Those are the words of my fabulous co-worker, Denise. Denise is a Psychologist who hails from Jamaica. She might possibly be one of the most fabulous people I've ever met. Dressed to the nines, nails perfectly manicured, legs that go up to her ears, and the most unbelievably sexy high heels you can imagine, this girl is something else! Plus, she has an opinion. Boy, does she ever. And she will tell exactly what she thinks. So she gave it to me straight one day as I expressed my worries to my office mates.
I'm a worrier. I always have been. I remember, as a kid, worrying about the weather constantly. Being the daughter of a farmer, I always knew when we needed rain, or when we needed the rain to stop. I remember standing outside staring at the sky, "Please let it rain. What if it doesn't rain?" In University I worried about my marks. I remember reading through my finished exam, calculating the lowest possible mark that I could obtain, and determining if my average would be high enough to be accepted into the Speech Pathology Program. I also remember worrying for Evan. Transfixed on that tiny rubber puck, I begged the hockey Gods to give Ev the strength to prevent it from hitting the back of his neck. Obsessed with the shot clock, I constantly recalculated Evan's save percentage throughout the game, hoping it would be above 90%. Did my worrying ever help? Did it actually ever solve a problem or make a situation better? NEVER. Did it give me stomach troubles, anxiety, and sleepless nights? ALWAYS. Bottom line: worrying is ridiculous. A total waste of time. I really want to stop. Being on this island is definitely helping. There's certainly a "go with the flow" "Whatever!" attitude here. I mean, when American airlines actually lost my passport (giving it to another passenger by "mistake"), they didn't seem too worried. Then why the hell should I worry? So I'm working on it. I really am.

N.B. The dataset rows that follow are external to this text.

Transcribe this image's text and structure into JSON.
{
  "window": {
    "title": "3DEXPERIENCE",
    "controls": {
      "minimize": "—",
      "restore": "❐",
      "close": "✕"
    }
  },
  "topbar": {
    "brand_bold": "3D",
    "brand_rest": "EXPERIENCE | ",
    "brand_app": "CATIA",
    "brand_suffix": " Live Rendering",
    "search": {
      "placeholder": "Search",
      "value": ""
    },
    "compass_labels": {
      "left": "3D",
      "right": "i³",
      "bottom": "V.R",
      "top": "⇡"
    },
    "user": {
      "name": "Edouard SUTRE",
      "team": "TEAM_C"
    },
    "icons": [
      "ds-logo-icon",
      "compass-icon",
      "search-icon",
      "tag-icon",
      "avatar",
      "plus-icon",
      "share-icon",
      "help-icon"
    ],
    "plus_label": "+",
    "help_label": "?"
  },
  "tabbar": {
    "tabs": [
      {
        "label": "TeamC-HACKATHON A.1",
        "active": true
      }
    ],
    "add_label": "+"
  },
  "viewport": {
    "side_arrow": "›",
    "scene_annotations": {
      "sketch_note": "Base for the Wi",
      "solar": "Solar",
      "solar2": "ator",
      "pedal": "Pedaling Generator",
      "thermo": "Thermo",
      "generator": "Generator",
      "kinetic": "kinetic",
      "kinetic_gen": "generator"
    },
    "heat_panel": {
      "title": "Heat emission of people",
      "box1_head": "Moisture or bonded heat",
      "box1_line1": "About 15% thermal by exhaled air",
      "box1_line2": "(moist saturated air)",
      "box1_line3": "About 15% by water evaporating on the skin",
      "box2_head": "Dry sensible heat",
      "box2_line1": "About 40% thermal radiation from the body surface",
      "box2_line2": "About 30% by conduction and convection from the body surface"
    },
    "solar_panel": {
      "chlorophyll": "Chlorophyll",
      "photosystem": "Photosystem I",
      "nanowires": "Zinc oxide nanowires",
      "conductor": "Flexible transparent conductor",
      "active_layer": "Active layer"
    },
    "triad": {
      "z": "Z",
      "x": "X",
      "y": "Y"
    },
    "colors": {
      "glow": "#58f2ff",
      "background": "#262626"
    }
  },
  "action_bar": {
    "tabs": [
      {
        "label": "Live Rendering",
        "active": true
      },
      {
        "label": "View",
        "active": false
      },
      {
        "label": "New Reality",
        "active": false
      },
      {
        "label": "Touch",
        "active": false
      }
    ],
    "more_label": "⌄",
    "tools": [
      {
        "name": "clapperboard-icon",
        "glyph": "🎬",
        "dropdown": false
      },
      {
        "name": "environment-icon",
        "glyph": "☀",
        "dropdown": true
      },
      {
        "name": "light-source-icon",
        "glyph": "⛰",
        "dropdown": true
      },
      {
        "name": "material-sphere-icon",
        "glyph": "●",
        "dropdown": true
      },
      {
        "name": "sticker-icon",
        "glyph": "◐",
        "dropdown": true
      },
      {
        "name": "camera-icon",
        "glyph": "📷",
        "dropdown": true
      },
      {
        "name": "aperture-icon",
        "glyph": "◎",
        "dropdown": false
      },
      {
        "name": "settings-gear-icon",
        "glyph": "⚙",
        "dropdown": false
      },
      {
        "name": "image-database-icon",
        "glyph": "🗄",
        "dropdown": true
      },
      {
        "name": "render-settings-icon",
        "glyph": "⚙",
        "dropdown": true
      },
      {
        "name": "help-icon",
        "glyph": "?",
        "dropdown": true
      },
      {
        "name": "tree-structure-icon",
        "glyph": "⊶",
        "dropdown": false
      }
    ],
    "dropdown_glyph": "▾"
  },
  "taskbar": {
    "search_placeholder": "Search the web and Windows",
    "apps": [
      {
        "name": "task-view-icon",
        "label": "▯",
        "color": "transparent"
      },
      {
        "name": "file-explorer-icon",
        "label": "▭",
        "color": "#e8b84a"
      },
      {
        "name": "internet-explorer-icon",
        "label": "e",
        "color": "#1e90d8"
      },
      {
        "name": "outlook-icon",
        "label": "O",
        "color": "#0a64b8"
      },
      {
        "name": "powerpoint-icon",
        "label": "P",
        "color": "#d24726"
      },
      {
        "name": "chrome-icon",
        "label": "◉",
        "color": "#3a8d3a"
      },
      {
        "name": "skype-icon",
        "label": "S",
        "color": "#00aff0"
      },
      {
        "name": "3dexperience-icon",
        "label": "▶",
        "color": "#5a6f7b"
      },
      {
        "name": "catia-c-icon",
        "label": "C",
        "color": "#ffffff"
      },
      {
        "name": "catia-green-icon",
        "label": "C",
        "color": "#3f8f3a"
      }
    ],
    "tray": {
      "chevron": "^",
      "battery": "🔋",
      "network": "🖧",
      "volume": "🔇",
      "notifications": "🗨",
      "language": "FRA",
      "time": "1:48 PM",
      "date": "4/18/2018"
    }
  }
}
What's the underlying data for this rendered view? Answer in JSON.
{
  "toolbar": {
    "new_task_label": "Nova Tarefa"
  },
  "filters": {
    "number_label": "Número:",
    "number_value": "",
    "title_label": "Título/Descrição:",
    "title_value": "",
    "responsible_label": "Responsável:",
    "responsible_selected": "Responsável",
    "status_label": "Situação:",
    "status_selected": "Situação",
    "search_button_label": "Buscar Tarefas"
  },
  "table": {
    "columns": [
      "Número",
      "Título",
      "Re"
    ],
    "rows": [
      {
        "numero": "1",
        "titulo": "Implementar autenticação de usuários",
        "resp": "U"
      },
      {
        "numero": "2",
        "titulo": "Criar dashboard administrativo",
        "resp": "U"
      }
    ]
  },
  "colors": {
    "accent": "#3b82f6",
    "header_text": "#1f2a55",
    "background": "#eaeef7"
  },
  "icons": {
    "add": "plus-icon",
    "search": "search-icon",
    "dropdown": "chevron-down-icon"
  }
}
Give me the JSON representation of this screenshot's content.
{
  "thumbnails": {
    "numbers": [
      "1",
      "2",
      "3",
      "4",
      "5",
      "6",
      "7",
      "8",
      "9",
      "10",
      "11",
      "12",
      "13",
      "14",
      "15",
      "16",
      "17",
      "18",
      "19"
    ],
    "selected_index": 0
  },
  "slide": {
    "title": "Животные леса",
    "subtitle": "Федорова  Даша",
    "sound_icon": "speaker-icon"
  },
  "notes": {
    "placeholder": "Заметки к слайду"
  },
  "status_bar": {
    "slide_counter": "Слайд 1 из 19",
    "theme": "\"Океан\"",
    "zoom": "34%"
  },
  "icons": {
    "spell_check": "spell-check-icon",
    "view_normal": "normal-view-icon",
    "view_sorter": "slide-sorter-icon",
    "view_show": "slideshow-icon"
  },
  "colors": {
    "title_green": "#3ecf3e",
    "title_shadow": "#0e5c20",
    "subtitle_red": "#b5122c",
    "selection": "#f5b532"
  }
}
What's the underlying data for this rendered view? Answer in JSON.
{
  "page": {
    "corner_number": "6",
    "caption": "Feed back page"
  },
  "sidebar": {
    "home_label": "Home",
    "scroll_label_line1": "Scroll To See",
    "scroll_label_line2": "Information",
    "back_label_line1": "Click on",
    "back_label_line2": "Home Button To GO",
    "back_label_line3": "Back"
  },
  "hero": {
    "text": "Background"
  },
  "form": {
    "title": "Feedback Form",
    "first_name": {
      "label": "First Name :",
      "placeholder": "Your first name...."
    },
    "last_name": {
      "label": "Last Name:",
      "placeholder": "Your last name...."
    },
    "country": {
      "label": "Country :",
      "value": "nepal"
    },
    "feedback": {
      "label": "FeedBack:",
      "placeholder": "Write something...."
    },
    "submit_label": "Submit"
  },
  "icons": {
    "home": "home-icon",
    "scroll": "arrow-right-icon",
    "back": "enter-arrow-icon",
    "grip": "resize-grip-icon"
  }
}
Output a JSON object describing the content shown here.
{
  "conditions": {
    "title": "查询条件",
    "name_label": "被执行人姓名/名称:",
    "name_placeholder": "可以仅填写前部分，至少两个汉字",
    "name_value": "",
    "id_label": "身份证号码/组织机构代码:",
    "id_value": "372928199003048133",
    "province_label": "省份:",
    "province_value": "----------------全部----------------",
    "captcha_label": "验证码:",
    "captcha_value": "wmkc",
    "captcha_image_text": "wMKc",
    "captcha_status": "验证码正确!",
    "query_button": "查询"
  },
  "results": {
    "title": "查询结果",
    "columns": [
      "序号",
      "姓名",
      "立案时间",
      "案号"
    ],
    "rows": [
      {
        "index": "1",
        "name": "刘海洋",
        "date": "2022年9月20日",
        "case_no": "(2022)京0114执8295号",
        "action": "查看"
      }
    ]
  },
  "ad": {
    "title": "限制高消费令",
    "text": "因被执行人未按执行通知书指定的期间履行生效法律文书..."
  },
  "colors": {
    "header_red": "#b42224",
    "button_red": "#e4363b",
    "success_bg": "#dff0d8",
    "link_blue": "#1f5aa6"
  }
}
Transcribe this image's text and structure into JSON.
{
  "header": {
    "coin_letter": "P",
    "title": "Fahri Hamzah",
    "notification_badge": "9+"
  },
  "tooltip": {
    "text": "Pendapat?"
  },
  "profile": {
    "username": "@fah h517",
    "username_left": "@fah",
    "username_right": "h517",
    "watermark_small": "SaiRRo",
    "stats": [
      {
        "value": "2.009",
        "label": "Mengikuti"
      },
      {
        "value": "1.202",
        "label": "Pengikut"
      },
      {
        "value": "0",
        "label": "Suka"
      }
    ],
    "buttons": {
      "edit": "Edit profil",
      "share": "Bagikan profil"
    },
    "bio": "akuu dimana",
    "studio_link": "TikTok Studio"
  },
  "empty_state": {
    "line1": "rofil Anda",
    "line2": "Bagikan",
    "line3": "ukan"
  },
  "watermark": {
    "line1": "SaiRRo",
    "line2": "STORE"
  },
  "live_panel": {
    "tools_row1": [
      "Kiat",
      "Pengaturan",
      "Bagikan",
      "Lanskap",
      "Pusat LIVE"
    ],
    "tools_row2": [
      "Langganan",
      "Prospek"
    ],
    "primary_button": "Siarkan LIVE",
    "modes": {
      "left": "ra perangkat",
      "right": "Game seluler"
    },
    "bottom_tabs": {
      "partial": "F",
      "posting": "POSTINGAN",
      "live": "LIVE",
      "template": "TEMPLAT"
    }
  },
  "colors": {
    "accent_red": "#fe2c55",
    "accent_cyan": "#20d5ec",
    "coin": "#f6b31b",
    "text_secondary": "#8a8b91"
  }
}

Ev and I have one more week in paradise. We have grown to absolutely love it here, and overall, despite the normal stress - work, bills, traffic - our day-to-day life is pretty amazing. We are happy! Unfortunately, my left knee has never shown any signs of recovery, contains a large hole where the cartilage has given up on life, and definitely requires the cartilage transplant that the right knee had 2 years ago. I'm scheduled for surgery in Saskatchewan on May 15 - back in the OR with my incredibly awesome Ortho, to share our 6th surgery together. I'm very grateful that I'm still able to access my health care and this man whom I trust dearly can perform this very new surgery that, given the relative happiness of my right knee, appears to be my only answer. The cartilage transplant on the other knee is still fresh in my mind, so I know what I'm up against. 8 weeks of non-weight bearing, followed by months of intensive rehabilitation. Pain, immobility, frustration, total dependence, and boredom. Thankfully, I'm returning home where all my friends and family, who love me very much, can provide me with the physical and emotional supports that I will require. Ev and I, along with our furry friends, will make the trip back to Cayman in the middle of August - my hope is that I will be walking and able to return back to work, just in time for the new school year.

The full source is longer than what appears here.